History

United States
- Name: H. H. Raymond
- Namesake: Henry H. Raymond
- Owner: War Shipping Administration (WSA)
- Operator: Agwilines Inc.
- Ordered: as type (EC2-S-C1) hull, MC hull 2303
- Builder: J.A. Jones Construction, Panama City, Florida
- Cost: $982,299
- Yard number: 44
- Way number: 4
- Laid down: 13 April 1944
- Launched: 24 May 1944
- Sponsored by: Corporal Alice Howard
- Completed: 14 June 1944
- Identification: Call Signal: WPIQ; ;
- Fate: Laid up in National Defense Reserve Fleet, Olympia, Washington, 18 August 1949; Laid up in National Defense Reserve Fleet, Hudson River Group, 9 June 1952; Sold for scrapping, 15 May 1970;

General characteristics
- Class & type: Liberty ship; type EC2-S-C1, standard;
- Tonnage: 10,865 LT DWT; 7,176 GRT;
- Displacement: 3,380 long tons (3,434 t) (light); 14,245 long tons (14,474 t) (max);
- Length: 441 feet 6 inches (135 m) oa; 416 feet (127 m) pp; 427 feet (130 m) lwl;
- Beam: 57 feet (17 m)
- Draft: 27 ft 9.25 in (8.4646 m)
- Installed power: 2 × Oil fired 450 °F (232 °C) boilers, operating at 220 psi (1,500 kPa); 2,500 hp (1,900 kW);
- Propulsion: 1 × triple-expansion steam engine, (manufactured by General Machinery Corp., Hamilton, Ohio); 1 × screw propeller;
- Speed: 11.5 knots (21.3 km/h; 13.2 mph)
- Capacity: 562,608 cubic feet (15,931 m^{3}) (grain); 499,573 cubic feet (14,146 m^{3}) (bale);
- Complement: 38–62 USMM; 21–40 USNAG;
- Armament: Varied by ship; Bow-mounted 3-inch (76 mm)/50-caliber gun; Stern-mounted 4-inch (102 mm)/50-caliber gun; 2–8 × single 20-millimeter (0.79 in) Oerlikon anti-aircraft (AA) cannons and/or,; 2–8 × 37-millimeter (1.46 in) M1 AA guns;

= SS H. H. Raymond =

World War II Liberty ship of the United States

SS H. H. Raymond was a Liberty ship built in the United States during World War II. She was named after Henry H. Raymond, president and general manager of the Clyde Steamship and Mallory Steamship Companies.

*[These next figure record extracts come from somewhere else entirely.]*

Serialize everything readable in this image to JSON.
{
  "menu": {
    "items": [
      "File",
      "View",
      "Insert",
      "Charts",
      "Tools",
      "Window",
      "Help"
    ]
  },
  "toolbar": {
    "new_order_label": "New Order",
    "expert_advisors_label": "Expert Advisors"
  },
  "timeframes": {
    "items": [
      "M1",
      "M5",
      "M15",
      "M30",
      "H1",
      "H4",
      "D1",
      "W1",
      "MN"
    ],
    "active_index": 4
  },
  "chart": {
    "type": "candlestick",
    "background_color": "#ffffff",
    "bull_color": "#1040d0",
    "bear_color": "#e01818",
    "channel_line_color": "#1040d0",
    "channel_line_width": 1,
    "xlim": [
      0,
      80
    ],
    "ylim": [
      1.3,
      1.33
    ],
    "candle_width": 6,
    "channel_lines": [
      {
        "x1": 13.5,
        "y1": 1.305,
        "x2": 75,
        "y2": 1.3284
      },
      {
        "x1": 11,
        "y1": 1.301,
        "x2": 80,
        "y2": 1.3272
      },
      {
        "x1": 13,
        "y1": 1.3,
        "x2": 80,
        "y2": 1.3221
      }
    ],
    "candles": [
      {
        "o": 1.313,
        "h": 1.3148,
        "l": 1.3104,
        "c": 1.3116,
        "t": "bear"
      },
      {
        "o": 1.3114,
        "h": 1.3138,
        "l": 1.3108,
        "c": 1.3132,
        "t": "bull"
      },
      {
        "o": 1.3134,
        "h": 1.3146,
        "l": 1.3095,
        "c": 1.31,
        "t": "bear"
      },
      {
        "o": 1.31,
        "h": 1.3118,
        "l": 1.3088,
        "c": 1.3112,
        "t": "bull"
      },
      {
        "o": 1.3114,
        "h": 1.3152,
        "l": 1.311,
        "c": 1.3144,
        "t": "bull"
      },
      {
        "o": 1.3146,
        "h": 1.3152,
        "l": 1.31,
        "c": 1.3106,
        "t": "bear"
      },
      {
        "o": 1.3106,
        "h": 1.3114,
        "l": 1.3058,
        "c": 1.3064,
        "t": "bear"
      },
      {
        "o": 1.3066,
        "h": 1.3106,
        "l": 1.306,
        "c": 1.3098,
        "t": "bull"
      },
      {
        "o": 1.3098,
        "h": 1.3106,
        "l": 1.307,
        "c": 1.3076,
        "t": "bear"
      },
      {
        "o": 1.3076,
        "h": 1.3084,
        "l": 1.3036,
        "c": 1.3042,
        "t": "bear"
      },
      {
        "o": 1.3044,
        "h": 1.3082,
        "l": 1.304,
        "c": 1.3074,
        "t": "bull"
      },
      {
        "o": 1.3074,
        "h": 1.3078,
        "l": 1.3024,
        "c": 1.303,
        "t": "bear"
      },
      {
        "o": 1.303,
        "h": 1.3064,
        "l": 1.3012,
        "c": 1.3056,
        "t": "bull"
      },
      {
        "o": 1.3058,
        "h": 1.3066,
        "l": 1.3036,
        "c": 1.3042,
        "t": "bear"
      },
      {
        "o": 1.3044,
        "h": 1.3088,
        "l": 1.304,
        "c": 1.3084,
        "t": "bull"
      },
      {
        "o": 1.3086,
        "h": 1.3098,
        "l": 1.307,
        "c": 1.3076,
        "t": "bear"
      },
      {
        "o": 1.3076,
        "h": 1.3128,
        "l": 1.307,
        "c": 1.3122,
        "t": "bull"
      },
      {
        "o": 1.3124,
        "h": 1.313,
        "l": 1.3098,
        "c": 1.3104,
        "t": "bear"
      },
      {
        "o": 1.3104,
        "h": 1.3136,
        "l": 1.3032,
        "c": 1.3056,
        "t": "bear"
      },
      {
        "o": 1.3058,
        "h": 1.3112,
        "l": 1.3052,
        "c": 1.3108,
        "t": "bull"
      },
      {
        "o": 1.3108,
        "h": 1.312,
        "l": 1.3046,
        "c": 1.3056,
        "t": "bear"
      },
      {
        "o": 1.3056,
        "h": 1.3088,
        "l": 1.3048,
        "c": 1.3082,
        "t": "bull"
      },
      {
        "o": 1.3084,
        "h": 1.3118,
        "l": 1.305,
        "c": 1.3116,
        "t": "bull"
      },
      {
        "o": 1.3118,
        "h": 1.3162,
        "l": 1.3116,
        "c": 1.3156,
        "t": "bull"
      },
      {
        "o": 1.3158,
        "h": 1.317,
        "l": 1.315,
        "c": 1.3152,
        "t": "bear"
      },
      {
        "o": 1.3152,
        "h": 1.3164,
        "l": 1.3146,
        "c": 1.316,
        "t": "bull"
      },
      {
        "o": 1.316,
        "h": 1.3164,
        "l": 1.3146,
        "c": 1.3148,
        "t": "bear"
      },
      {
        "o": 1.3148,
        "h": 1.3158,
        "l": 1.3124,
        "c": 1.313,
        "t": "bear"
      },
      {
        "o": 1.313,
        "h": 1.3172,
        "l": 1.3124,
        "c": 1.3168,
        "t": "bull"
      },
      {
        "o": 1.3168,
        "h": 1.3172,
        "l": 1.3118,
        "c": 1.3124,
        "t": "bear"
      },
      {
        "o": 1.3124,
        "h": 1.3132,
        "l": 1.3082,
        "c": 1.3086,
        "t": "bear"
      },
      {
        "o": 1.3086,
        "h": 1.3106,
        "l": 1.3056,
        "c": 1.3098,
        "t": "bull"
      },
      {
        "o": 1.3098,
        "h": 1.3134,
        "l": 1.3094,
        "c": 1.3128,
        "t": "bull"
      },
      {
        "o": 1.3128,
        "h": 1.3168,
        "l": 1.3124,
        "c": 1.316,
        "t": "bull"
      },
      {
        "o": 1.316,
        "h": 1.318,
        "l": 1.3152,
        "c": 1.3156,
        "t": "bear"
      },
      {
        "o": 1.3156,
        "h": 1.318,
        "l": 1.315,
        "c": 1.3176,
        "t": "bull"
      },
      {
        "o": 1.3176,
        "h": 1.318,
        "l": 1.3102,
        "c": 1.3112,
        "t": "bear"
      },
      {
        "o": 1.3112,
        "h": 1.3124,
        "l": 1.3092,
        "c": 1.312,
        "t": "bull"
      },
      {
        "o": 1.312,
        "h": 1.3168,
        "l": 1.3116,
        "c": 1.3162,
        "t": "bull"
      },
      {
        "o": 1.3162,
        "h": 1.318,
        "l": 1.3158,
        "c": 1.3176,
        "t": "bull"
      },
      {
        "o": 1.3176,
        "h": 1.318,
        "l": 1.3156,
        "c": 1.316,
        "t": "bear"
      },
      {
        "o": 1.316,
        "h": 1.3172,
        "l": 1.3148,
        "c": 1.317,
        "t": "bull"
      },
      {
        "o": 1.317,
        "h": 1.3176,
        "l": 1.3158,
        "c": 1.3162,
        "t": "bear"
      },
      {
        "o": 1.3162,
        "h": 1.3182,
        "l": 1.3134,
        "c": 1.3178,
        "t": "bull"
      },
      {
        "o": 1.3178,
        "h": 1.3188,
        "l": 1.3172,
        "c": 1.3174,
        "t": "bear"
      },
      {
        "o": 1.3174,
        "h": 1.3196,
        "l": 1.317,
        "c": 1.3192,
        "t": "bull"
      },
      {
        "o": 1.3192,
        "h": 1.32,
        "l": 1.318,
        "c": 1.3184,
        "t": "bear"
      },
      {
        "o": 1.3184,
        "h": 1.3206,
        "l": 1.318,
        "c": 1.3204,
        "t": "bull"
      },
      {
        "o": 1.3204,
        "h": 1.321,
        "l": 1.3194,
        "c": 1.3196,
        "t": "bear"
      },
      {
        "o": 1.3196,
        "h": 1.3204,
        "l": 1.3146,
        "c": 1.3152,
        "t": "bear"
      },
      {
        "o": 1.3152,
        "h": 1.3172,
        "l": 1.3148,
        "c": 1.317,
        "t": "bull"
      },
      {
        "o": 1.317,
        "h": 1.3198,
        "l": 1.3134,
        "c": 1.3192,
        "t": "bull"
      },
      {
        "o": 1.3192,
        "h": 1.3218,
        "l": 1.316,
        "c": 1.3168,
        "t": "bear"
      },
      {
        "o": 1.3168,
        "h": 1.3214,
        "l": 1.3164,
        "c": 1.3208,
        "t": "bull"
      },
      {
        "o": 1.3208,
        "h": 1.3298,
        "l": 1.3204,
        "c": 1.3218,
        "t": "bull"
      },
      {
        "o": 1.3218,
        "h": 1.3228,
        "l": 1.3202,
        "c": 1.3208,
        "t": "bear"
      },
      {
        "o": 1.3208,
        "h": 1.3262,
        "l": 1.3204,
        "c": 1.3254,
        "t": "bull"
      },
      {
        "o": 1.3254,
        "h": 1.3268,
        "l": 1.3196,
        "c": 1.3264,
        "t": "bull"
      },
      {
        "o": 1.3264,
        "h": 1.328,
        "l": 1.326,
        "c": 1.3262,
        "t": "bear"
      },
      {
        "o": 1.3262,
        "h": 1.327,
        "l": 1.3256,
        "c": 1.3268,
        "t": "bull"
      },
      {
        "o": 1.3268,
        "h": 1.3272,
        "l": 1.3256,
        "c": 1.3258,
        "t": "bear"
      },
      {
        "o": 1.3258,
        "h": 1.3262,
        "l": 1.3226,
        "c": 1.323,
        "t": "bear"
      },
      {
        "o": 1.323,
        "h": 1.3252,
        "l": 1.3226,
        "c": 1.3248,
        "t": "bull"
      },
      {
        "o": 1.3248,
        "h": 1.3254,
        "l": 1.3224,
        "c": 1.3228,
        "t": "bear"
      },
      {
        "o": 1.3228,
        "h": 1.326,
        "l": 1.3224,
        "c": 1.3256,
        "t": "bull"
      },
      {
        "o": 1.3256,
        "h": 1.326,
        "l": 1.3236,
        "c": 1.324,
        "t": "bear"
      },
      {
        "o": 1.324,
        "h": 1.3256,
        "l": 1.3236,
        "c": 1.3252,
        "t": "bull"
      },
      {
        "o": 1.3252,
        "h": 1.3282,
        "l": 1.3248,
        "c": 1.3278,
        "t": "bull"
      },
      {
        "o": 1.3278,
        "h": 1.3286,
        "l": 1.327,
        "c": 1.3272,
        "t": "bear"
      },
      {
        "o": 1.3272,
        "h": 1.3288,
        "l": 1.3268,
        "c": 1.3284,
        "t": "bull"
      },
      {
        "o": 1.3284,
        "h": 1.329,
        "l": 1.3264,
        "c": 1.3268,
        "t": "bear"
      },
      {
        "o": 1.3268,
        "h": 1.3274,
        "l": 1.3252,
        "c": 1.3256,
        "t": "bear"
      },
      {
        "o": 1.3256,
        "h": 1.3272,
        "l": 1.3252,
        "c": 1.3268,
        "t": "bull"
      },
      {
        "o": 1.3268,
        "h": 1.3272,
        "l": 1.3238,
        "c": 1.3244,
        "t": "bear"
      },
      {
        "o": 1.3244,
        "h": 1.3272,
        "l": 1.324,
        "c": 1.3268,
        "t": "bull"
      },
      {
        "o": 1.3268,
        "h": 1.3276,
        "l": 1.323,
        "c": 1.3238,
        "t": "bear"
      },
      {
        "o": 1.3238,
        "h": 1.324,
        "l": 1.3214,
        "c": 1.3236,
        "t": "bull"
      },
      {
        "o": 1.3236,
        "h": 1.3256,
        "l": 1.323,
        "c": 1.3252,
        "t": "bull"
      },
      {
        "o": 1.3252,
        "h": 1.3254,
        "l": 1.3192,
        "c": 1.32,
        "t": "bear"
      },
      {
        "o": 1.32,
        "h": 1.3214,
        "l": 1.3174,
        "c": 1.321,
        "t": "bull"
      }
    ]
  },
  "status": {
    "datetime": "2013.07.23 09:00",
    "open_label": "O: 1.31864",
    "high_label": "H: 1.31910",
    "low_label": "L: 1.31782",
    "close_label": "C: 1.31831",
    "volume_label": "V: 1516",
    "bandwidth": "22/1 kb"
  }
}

He was appointed by the Shipping Board during World War I as the first Federal Controller of Shipping.

==Construction==
 H. H. Raymond was laid down on 13 April 1944, under a Maritime Commission (MARCOM) contract, MC hull 2303, by J.A. Jones Construction, Panama City, Florida; she was sponsored by Corporal Alice Howard, and launched on 24 May 1944.

==History==
She was allocated to Agwilines Inc., on 14 June 1944. On 18 August 1949, she was laid up in the National Defense Reserve Fleet, in Olympia, Washington. On 9 June 1952, she was relocated to the National Defense Reserve Fleet, in the Hudson River Group. Starting on 18 June 1953, she was withdrawn from the fleet to be loaded with grain as part of the "Grain Program 1953". She returned to the fleet on 26 June 1953, full of grain. On 22 May 1956, she was withdrawn to unload and reload with grain. She returned on 14 June 1956, with another load of grain. She was withdrawn on 31 March 1960, to be unloaded but the floating elevator where she was to discharge was shut down due to a strike, she returned to the fleet with the same load on 5 April 1960. On 7 March 1961, she was again withdrawn to unload the grain and returned to the fleet empty on 15 March 1961. On 13 November 1961, she was withdrawn for the last time to be loaded with grain, she returned full on 28 November 1961. She was withdrawn on 29 July 1963, to be emptied and returned 3 August 1963. On 15 May 1970, she was sold to Union Minerals and Alloys Corporation, to be scrapped. She was removed from the fleet on 30 June 1970.